Alex’s Harvard post about metrics and the obsessive condition she calls analytophilia has triggered a lot of conversation this morning about the role analytics ought to play in organizational communications.
Which has me thinking about the role tools like analytics play in our personal communications online, too – for better and for worse.
The past few years have seen some fascinating changes as organizations – some tentative, some confident, a few very bold – adopt the tools of the social web. We’ve seen windows and occasionally great big doors opening in the walls that separate businesses, non-profits and governments from the public.
But something else is happening too. Just as the tools of social media are turning marketing into personal conversation, they’re also turning personal conversation into marketing.
To see it in action, look no further than metrics and analytics.
Think of the number of people you deal with via the social web who are obsessed with followers, friend counts and network sizes. Look at the explosion of sites designed to rank your reach and influence on Twitter.
Metrics now lurk at the margins of everything we do in social media, offering to tell us how popular it was, how many folks liked or disliked it, who linked to it, who followed us, who dropped us and how it affected our chances are of going to that great Web 2.0 prom called the A-list.
Get sucked into that, and everything you say and do online becomes strategic… or, more accurately, tactical: “Will this get me more followers?” “I’d like to blog about this, but that will get me more profile.” “How does this move the needle on however I’m measuring influence?”
Awful, right? It would be easy to conclude that metrics and other marketing tools have polluted social media and corrupted personal communication, stripping it of authenticity and spontaneity, and replacing it with calculated manipulation.
But here’s the thing.
We express ourselves for a reason. Yes, there’s a drive to speak out for its own sake – and sometimes we’re just howling at the moon – but usually we want to have some kind of impact.
And often that impact isn’t as shallow as you might believe from the mass media stereotypes of social media. Often the impact we’re looking for is to reach out to someone. Sometimes we’re seeking comfort or offering it. Sometimes we’re sharing a point of view, hoping for feedback, hoping to change some minds, prompt a discussion or shift behaviour.

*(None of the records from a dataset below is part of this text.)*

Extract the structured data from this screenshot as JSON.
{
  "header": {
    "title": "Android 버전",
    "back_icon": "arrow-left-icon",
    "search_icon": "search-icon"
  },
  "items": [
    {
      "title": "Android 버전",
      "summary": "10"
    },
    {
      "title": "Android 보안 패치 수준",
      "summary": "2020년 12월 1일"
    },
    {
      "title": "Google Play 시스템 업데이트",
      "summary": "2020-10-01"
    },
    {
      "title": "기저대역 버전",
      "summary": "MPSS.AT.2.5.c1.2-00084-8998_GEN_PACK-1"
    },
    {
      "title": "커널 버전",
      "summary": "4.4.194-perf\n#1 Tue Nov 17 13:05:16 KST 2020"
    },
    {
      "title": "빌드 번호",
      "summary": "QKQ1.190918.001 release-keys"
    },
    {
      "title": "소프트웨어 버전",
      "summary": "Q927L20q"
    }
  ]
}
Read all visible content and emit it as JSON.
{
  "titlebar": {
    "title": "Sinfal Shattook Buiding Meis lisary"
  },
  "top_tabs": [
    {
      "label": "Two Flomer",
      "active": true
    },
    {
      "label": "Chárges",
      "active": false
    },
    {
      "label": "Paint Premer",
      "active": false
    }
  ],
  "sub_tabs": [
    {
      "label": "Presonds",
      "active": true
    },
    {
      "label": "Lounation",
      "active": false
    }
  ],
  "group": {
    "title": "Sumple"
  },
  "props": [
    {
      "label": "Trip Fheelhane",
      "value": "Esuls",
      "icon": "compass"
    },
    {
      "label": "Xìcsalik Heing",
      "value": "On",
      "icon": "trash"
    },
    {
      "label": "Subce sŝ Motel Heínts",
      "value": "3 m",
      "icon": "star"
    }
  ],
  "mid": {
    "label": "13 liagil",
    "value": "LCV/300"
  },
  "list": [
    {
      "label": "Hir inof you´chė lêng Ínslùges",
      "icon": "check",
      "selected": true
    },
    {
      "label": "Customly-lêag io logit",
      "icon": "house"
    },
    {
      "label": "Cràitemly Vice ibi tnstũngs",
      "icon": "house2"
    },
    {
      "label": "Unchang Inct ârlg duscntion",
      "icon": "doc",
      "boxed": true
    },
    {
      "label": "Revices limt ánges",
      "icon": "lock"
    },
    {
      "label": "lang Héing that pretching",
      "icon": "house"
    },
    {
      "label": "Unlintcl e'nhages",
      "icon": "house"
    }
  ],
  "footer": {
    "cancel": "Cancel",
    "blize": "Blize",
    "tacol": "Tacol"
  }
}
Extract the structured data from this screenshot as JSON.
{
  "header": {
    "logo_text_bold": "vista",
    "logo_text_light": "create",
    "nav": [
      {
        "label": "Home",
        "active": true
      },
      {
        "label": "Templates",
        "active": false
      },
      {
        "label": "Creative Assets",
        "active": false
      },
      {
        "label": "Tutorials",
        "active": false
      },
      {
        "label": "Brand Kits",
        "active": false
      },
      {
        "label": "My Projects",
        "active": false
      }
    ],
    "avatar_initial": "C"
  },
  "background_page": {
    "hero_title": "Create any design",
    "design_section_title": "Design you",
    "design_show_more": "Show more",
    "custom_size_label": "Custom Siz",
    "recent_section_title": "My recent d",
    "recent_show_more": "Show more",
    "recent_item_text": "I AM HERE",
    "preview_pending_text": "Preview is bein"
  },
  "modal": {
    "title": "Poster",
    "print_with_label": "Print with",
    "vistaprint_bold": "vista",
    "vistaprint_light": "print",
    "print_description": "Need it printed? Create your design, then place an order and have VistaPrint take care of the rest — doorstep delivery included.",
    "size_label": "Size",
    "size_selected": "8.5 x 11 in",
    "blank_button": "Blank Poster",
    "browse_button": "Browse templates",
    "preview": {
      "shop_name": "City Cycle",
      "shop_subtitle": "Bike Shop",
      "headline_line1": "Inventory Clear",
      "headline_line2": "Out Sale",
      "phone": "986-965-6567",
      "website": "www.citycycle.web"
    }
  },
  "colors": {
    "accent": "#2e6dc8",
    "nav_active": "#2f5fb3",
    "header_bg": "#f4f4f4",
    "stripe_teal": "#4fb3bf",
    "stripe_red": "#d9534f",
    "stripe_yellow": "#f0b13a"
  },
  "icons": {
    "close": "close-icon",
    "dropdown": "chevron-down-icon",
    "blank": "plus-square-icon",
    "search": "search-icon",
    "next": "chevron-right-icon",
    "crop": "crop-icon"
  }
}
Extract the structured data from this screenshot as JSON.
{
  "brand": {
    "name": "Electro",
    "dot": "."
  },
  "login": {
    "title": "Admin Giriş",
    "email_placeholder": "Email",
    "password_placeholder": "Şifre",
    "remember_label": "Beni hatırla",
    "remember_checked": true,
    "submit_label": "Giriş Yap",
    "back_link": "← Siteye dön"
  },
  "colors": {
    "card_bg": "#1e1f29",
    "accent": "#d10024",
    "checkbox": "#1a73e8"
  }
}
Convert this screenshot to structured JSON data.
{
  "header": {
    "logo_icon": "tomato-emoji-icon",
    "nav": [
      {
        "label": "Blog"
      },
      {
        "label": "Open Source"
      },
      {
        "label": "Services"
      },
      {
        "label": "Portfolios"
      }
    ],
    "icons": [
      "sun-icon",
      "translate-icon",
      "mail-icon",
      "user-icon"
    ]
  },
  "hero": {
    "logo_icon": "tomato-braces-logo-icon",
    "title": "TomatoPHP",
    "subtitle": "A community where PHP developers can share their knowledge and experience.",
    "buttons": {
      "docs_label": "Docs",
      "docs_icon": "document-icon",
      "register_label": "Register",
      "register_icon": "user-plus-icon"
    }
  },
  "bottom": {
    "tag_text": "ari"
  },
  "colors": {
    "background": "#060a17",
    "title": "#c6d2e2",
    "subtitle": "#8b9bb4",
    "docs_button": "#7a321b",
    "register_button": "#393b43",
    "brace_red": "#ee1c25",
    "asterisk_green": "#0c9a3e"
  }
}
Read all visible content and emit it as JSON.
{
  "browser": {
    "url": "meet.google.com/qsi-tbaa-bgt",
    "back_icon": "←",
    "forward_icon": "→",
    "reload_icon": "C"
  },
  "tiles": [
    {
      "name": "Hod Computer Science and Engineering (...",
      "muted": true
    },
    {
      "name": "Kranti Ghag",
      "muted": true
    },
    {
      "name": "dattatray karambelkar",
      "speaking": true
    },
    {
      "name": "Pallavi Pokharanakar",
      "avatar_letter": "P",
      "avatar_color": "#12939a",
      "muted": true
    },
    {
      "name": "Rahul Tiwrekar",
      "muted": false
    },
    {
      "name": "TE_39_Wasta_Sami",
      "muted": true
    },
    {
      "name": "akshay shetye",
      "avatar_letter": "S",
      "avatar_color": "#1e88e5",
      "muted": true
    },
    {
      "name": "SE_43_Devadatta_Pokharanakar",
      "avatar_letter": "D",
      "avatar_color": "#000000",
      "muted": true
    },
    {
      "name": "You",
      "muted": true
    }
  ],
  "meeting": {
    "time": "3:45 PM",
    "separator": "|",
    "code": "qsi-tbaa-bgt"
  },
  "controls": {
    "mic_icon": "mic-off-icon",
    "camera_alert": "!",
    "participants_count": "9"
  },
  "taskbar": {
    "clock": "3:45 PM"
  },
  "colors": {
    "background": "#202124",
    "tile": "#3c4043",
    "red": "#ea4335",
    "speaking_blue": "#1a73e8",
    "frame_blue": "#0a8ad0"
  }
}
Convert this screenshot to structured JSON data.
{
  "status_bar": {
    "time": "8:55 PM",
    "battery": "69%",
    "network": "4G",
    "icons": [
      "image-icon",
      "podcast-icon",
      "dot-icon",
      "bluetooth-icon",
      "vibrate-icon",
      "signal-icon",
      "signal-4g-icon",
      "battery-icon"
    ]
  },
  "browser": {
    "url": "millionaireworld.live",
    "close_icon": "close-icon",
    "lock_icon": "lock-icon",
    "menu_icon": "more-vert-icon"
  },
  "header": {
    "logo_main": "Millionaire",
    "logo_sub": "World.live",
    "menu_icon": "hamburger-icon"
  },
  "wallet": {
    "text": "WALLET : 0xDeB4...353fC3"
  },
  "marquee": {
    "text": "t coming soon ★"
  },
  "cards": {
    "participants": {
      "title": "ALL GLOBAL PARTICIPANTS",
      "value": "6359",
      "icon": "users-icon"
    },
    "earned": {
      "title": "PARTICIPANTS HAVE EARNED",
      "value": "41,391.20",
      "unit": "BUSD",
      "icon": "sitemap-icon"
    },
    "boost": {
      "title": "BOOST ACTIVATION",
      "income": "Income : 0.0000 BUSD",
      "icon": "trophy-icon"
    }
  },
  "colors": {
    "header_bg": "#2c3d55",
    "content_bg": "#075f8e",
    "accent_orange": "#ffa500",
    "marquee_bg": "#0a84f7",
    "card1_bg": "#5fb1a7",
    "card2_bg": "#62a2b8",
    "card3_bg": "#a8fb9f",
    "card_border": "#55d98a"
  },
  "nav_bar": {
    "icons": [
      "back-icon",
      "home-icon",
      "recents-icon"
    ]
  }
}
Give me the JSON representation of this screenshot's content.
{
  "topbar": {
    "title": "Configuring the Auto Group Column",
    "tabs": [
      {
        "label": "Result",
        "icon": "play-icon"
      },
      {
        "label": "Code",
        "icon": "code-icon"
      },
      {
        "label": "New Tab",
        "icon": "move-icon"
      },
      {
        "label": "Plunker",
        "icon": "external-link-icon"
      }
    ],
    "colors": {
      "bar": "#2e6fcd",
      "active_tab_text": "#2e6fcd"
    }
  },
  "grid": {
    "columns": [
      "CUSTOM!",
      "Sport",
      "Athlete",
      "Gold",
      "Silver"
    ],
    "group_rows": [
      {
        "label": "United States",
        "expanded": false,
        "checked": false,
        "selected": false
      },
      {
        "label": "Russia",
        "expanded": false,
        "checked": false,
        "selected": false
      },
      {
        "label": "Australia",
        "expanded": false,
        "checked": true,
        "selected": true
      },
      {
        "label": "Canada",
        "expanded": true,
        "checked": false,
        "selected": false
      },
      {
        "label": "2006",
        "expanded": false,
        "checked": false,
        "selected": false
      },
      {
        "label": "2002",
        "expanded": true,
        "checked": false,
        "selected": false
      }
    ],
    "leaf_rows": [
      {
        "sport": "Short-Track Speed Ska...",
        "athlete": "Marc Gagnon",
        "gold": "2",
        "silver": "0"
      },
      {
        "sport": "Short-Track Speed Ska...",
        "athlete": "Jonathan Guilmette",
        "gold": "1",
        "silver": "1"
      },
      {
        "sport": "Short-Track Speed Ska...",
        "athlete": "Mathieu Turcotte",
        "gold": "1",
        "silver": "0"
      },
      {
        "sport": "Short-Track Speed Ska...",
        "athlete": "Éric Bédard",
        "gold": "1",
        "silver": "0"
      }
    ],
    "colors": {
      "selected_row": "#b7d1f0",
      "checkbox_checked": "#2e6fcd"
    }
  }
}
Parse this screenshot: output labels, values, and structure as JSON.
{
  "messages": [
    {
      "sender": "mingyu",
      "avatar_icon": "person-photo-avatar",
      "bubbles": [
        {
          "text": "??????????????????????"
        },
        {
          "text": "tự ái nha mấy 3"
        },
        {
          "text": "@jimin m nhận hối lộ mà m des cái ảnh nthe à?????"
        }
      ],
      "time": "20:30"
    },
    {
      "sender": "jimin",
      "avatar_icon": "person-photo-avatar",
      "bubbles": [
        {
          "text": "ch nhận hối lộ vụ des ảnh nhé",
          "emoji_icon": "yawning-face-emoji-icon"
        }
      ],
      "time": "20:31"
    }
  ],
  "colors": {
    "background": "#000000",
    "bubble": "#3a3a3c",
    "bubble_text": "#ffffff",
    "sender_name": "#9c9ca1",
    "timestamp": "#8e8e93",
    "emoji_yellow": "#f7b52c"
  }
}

The metrics available to us are very poor approximations in measuring the potential impact we can have… but they’re a starting point. The key, if we want to keep our conversations authentic and make that impact count, is to remember they’re only a starting point.
It comes down, as it so often does, to intention and attention: doing things with a view to what they do, how they change the world. But we don’t know if we’re succeeding, if we’re on the right track, unless we know what the difference is between what was before we acted, and what is now that we have. Sometimes we measure that difference qualitatively, sometimes intuitively… and sometimes quantitatively, with metrics.
We don’t have those metrics yet. We probably aren’t sure quite what it is we’re measuring. But acting with intention ultimately means answering those questions… and, yes, acting a little strategically.
That’s where organizational communications – disciplines like marketing and public relations – do have something to teach us about our personal conversations. The trick for us as individuals is to apply those lessons with care. We are not our personal brands, and we aren’t organizations, and we don’t have the same goals and needs.
Understanding the difference is the first step toward using the tools of marketing to dramatically transform our personal impact while staying true to ourselves and each other.